A new protein isoform encoded by human circular RNA circSLC8a1 contributes to cardiac remodeling

Circular RNA circSLC8a1 has been previously suggested to possess translation potential, but experimental evidence supporting this notion has been lacking. We aim to understand the functions of circSLC8a1 and its translated protein in cardiac remodeling.

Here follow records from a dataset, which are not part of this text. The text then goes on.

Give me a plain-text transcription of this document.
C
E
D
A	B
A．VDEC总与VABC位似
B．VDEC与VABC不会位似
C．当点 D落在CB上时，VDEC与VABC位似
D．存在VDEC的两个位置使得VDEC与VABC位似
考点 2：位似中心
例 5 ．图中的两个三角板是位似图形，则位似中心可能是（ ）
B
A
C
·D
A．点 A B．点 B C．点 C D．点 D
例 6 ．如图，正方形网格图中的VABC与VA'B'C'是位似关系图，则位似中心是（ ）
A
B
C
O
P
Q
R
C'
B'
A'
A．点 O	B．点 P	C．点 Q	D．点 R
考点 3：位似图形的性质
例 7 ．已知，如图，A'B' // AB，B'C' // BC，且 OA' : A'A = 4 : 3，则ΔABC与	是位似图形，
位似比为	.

To elucidate the functional significance of circSLC8a1, we established a transgenic mouse line expressing circSLC8a1 and its translated protein SLC8a1-604. We present compelling evidence confirming the translation potential of circSLC8a1 (hsa_circ_0005232) both in vitro and in vivo. The back-splicing event within hsa_circ_0005232 leads to the generation of a novel circRNA-derived protein comprising 604 amino acids, named SLC8a1-604, which has not been previously reported. These SLC8a1-604 transgenic mice exhibited a heart failure phenotype. In further investigations, we induced pressure overload in the transgenic mice, revealing a significant decrease in heart function compared to litter-matched negative controls. Notably, our findings indicate that the reduced heart function observed in the transgenic mice can be attributed to the presence of the circRNA-translated protein, SLC8a1-604, rather than the circRNA itself. Mechanistically, we found that SLC8a1-604 translocated into mitochondria, where it exerted its effects by binding to POLRMT. This interaction results in a downregulation of mitochondrial gene transcription, leading to a decrease in ATP synthesis.

Our study provides evidence that circSLC8a1 has the capacity to encode a novel protein isoform, SLC8a1-604, which plays a pivotal role in the regulation of heart functions: circSLC8a1 modulates the remodeling process of cardiac pressure overload by translating into a functional protein.

This proof-of-concept study may lay the foundation for potential clinical applications in circular RNA therapy.